Nilpotent elements in commutative rings

Question

Let $A$ be a commutative ring, $a, a+b \in A$ are nilpotent. Does this imply that $b$ is nilpotent?

Answer 1

Yes b is also a nilpotent element in R. If n is the nilpotence degree of a and m is the nilpotence degree of a+b, considering b=(a+b-a)^nm and using binomial theorem, you can easily obtain b is nilpotent. Here with no loss of generalization, take m>n or m>= n+1 and after expanding the above expression and playing m and n, the result will follow.

Answer 2

Yes. The set of all nilpotent elements in $A$, denoted by $\operatorname{Nil}(A)$, is an ideal, in particular it's an additive group.
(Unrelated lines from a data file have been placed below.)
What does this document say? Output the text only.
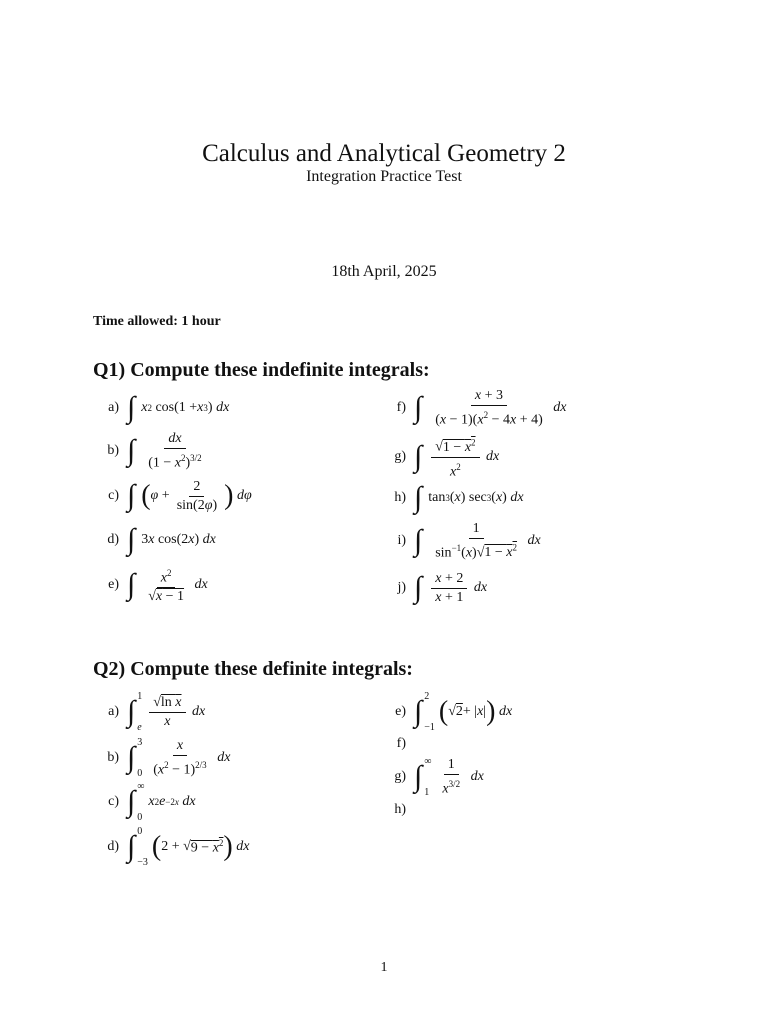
Calculus and Analytical Geometry 2
Integration Practice Test
18th April, 2025
Time allowed: 1 hour
Q1) Compute these indefinite integrals:
a) ∫ x 2 cos(1 + x 3 ) dx
b) ∫ $\frac{dx}{(1 - x^2)^{3/2}}$
c) ∫ ( $\varphi + \frac{2}{\sin(2\varphi)}$ )
dφ
d) ∫ 3 x cos(2 x ) dx
e) ∫ $\frac{x^2}{√x - 1}$
dx
f) ∫ $\frac{x + 3}{(x - 1)(x^2 - 4x + 4)}$
dx
g) ∫ $\frac{√1 - x^2}{x^2}$
dx
h) ∫ tan 3 ( x ) sec 3 ( x ) dx
i) ∫ $\frac{1}{\sin^{-1}(x)√1 - x^2}$
dx
j) ∫ $\frac{x + 2}{x + 1}$
dx
Q2) Compute these definite integrals:
a) ∫ 1
e $\frac{\text{√ln x}}{x}$
dx
b) ∫ 3
$0 \frac{x}{(x^2 - 1)^{2/3}}$
dx
c) ∫ ∞
0
x 2 e −2x
dx
d) ∫ 0
−3
( 2 + √ $9 - x^2$ )
dx
e) ∫ 2
−1
( √ 2 + | x | )
dx
f)
g) ∫ ∞
$1 \frac{1}{x^{3/2}}$
dx
h)
1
Therefore $(a + b) - a = b \in \operatorname{Nil}(A)$.

The important part you need to show that $\operatorname{Nil}(A)$ is an ideal is the following: say $a, b \in \operatorname{Nil}(A)$, then there exist $m, n \in \mathbb N$ such that $a^m = 0$ and $a^n = 0$. Now observe that, by the Binomial Theorem, $$(a + b)^{m + n} = \sum_{k = 0}^{m + n} \binom{m + n}{k} a^{m + n - k}b^k = 0.$$ Why is that? Well, if $k > n$, then $b^k = 0$ and if $k \leq n$, then $n - k \geq 0$ which means $m + n - k \geq m$ which means $a^{m + n - k} = 0$.